Forecast of lower US production boosts crude oil prices

Oil prices rose to a two-week high on Tuesday on expectations of lower U.S. oil production, renewed Houthi attacks on shipping in the Red Sea, concerns about U.S. tariffs on copper, and technical short-covering.
Brent crude futures rose 57 cents, or 0.8 percent, to settle at $70.15 a barrel, while U.S. West Texas Intermediate (WTI) crude settled at $68.33, up 40 cents, or 0.6 percent.
In fact, those were the highest closes for both crude oil benchmarks since June 23, for the second day in a row.
Meanwhile, the Mexican export blend rose 53 cents, or 0.83%, to $64.59 a barrel.

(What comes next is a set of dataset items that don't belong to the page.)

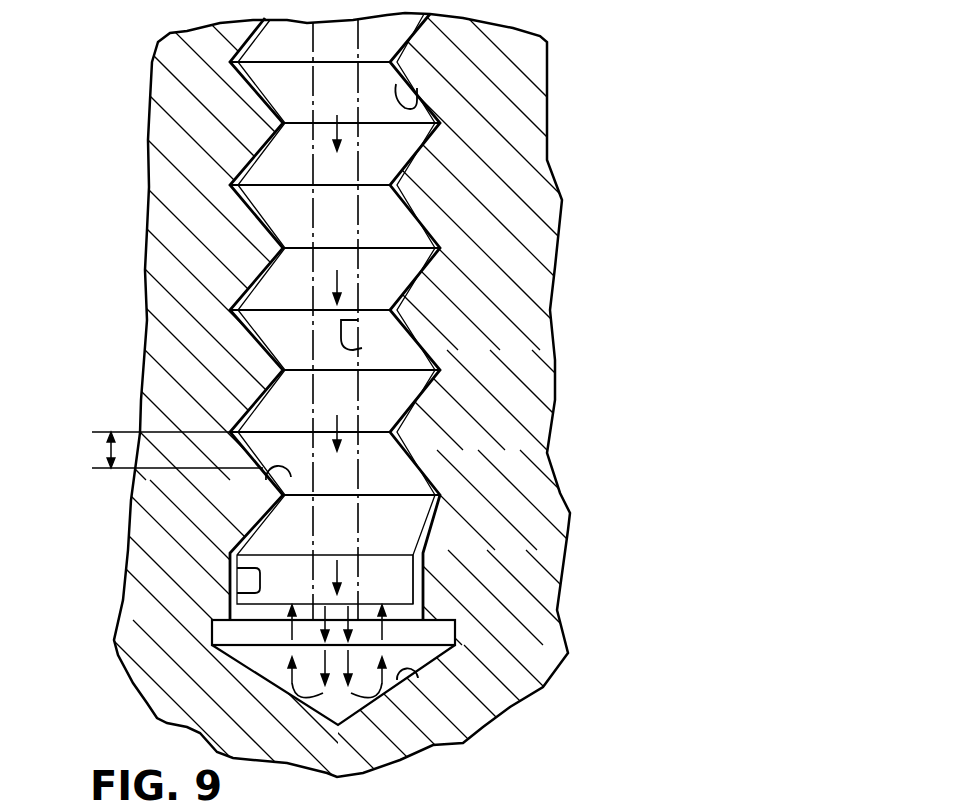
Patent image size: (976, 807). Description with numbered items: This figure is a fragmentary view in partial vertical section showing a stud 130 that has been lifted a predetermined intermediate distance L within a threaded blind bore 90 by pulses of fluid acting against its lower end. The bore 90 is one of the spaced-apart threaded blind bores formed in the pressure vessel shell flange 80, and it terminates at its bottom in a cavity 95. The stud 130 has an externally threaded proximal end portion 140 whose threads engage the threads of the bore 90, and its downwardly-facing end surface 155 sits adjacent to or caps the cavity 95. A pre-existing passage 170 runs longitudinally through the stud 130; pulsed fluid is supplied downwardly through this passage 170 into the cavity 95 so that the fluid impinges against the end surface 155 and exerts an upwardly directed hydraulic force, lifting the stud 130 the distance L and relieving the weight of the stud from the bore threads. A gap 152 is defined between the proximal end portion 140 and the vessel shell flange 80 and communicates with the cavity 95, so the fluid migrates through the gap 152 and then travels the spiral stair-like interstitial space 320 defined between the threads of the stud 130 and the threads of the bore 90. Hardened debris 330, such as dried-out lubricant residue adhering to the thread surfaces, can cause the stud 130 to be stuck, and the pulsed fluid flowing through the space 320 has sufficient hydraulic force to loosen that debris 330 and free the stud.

The pressure vessel shell flange 80 is at (528, 240).
The threaded blind bore 90 is at (420, 103).
The stud 130 is at (383, 117).
The proximal end portion 140 is at (403, 383).
The passage 170 is at (360, 348).
The interstitial space 320 is at (275, 490).
The predetermined intermediate distance L is at (168, 450).
The gap 152 is at (233, 590).
The end surface 155 is at (393, 606).
The debris 330 is at (428, 803).
The cavity 95 is at (403, 665).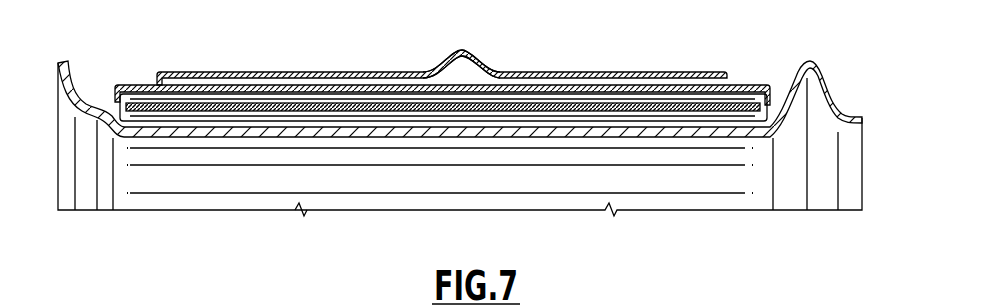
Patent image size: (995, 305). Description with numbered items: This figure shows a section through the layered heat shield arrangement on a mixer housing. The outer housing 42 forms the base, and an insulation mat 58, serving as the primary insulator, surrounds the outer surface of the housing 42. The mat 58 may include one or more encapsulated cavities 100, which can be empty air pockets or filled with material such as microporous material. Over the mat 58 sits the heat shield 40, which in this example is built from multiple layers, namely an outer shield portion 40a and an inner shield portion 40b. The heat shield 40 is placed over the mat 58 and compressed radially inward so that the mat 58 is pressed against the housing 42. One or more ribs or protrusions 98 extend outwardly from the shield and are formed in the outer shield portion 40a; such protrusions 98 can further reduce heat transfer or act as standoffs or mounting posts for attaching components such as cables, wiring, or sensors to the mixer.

“The prospects for lower U.S. production kicked off the price rally, which was supported by other commodities on news of copper tariffs and rising tensions in the Red Sea,” said Phil Flynn, analyst at Price Futures Group.
The United States will produce less oil in 2025 than previously expected, as falling crude prices have led producers to slow their output this year, according to the latest outlook from the Energy Information Administration (EIA).
U.S. President Donald Trump said Tuesday he will announce a 50% tariff on copper, aiming to boost U.S. production of a metal critical to electric vehicles, military hardware, the power grid, and many consumer goods.
Tensions rise
In the Red Sea, three sailors from the Liberian-flagged, Greek-operated bulk carrier Eternity C were killed in a drone and speedboat attack off Yemen, the second such incident in a day after months of calm.
Attacks in the Red Sea have forced ships carrying oil, liquefied natural gas, and other products to travel long distances to avoid the region, driving up energy costs.
Analysts noted that the oil market was supported by technical short covering after Brent crude oil prices surpassed $70 per barrel, a key psychological and technical resistance level.
Furthermore, energy traders noted that rising gasoline and diesel prices in the United States in recent weeks have pushed the diesel crack spread to its highest level since March 2024 and the 3:2:1 crack spread to a six-week high. Crack spreads measure refiners' profit margins.
“The best thing about this complex on the upside is its recent ability to move forward despite a steady stream of seemingly bearish headlines that would normally weigh on oil prices,” analysts at energy advisory firm Ritterbusch and Associates said in a note.